The last word in the Pasolini Roma exhibition is “murder”, but having walked in the wrong way on the press day on Wednesday it was one of the first I read, weighing my entire experience with the thought that this master of European post war culture was cut, violently, short.
Pier Paulo Pasolini, born in Bologna in 1922, was a great many impressive things. Although now chiefly celebrated for his work in film, Pasolini was very much concerned with life outside of the pictures, distinguishing himself as a poet, a cultural and political critic, a novelist and a philosopher. Further still he was an interesting painter and graphic artist and a disturbingly handsome man.
The exhibition Pasolini Roma, curated by Alain Bergala, Jordi Balló and Gianni Borgn, and opening on the 11th September in Martin Gropius Bau, Berlin, details Pasolini’s life in Rome, beginning with his arrival, impoverished and insecure in 1950, after a scandal involving his expulsion from the communist party for ‘immoral behaviour’ and the loss of his teaching job (“I managed to survive, salvaging both things intact, namely Eros and honesty”) and finishing – how else? – with his murder twenty five years later.

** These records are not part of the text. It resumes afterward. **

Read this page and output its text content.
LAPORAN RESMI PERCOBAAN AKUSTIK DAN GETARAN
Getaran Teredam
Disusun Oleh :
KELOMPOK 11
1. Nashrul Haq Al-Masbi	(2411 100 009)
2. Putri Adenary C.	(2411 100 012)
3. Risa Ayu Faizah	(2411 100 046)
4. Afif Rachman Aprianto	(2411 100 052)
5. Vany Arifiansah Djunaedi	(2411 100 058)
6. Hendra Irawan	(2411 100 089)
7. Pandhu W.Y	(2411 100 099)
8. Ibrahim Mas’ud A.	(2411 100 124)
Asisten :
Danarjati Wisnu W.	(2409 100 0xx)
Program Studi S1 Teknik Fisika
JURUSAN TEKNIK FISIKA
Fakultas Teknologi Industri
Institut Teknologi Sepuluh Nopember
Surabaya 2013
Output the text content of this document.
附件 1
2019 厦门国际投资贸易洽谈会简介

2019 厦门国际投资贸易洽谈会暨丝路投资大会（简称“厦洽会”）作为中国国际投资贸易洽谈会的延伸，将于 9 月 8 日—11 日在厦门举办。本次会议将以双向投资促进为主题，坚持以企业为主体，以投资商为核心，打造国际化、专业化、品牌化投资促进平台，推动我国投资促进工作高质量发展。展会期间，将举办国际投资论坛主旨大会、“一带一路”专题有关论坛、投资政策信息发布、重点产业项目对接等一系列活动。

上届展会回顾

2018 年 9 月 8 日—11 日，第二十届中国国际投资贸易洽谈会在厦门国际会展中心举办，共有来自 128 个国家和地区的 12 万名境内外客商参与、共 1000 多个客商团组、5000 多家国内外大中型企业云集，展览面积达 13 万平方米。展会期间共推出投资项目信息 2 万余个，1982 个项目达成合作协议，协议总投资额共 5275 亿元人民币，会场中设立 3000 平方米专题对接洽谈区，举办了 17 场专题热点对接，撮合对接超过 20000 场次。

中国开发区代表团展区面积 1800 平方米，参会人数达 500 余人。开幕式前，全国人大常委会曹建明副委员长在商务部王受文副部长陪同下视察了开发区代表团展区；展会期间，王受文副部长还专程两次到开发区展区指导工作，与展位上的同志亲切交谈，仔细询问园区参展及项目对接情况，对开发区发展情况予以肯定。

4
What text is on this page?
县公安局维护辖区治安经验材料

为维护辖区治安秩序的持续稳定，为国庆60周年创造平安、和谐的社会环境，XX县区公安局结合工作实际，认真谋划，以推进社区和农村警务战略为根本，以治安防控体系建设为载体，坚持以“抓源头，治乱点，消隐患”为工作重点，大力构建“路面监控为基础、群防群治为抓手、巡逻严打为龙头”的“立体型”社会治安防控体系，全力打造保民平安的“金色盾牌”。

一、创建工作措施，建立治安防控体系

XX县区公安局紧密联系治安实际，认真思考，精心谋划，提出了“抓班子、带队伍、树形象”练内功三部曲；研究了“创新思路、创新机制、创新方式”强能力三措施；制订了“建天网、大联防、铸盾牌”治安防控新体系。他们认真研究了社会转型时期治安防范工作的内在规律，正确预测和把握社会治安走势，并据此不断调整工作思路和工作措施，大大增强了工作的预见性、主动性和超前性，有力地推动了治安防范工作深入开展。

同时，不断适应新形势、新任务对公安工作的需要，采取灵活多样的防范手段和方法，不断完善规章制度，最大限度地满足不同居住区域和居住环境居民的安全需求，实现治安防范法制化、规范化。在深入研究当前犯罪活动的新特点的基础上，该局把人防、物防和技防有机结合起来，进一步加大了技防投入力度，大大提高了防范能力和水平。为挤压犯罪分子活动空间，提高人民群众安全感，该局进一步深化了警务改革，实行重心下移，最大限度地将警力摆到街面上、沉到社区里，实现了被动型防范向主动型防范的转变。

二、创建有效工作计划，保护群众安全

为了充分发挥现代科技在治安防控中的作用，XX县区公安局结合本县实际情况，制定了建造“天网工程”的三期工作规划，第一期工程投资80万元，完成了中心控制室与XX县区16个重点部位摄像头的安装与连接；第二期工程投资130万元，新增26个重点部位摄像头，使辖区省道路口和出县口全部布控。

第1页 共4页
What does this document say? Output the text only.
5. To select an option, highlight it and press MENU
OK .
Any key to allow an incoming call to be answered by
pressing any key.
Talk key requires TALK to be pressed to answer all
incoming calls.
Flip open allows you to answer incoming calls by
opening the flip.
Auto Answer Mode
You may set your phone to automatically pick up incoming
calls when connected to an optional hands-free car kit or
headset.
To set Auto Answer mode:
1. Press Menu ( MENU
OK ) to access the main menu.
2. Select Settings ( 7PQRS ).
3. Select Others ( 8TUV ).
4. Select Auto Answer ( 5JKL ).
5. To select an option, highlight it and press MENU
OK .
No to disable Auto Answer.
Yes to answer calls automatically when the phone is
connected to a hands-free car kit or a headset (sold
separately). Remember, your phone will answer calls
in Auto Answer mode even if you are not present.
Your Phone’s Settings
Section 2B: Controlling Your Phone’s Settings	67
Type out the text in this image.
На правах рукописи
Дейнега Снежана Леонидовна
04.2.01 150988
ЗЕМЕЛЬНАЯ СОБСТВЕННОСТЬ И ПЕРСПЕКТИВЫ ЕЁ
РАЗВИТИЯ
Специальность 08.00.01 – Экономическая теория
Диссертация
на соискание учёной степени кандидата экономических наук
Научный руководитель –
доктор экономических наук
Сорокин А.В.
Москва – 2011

Having worked out pretty quickly that I was walking contra to the stream of other bodies, I dashed through the six chronological sections which detail his phases of work and life, watching him come back to life as the pictures of him got older, his face younger, until I had righted myself and could begin, all with the anticipation of what was to come. It is an interesting way to walk through an exhibition and if that same loophole in pedestrian organisation is apparent when you visit, I advise you give it a go.
The exhibition itself is impressive in its detail and composition, giving texture to the chronology by analysing the topology of Pasolini’s Rome simultaneously. We watch and read how his poverty (shared with his mother, whom I believe he loved intensely) and his relationship to the subproletariat of the borgate where he lived (“suburbs built by fascism as concentration camps for the poor”) gave him the images to define his leftism, as would be explored in his first film Accattone (1961). It is a film of Pasolini’s romance with the destitute, as much as anything else and we learn how the Rome he saw became “divine” to him. Here we see the influence of the neorealists, Vittoria de Sica’s masterpiece (I really, really mean that) The Bicycle Thief having been released the year before Pasolini’s arrival.
As Pasolini’s career(s) developed and he moved away from Neorealism (and Rome) he became more provocative, in his images particularly, while maintaining his loyalty to the proletariat and the peasantry. He gave his support to the genuinely working class police forces, as opposed to the bourgeois students during the 1968 riots, as well as making films based on traditional folk stories making up his “Trilogy of Life”: Decameron (1971), The Canterbury Tales (1972) and Arabian Nights (1974). Here sex and shit (‘is that life?’ asks Pasolini the philosopher, ‘it’s certainly political’, replies Pasolini the political critic) are dealt with explicitly, although not exhaustively, as Salo, Pasolini’s last film, can attest to. There is a warning that the exhibit isn’t suitable for children under 18 at this point and that is no surprise: Salo is an immense film, but it hasn’t lost its potency: “To scandalise is a right, to be scandalised is a pleasure and to reject this pleasure is the mark of the true moralist.”
The exhibits are quirky at times, with clips from his films projected onto the windscreen of a Fiat 1100, or looked at through a strange window construction. The replica of Gramsci’s tomb almost compels the visitor to kneel as the voice of Pasolini (this time the poet) reads from one of his most famous pieces Gramsci’s Ashes. Companion pieces from the artists which inspired Pasolini give good tangents for later discovery too and it is always inspiring to examine a director’s notes and storyboards. Nonetheless there is a tone to the show and it is one of unrestrained awe at how a man managed so much, academically and artistically, and still managed to have what a lot of us would envy – a visceral, popular, lifestyle. In fact, if one element of Pasolini Roma comes across it is his celebrity, his influence and the admiration his contemporaries had for him.
I have been deliberately vague throughout for a reason. Pasolini was a man whose legacy ought to be popularly rediscovered. His criticisms of the bourgeois are couched in the language of the mid twentieth century, but with no real effort fit to the hyperactivity of our current mass media society. His films are challenging, excellent, and deliberately exclusionary of certain audiences – how much do we miss that now, in an era of pathetic franchises and a dearth of surprise? The exhibition deserves to be seen, not only to be reported on, as do Pasolini’s films – which are being shown again in Berlin in a companion program.
Let yourself be scandalised, so that you might go on to scandalise others.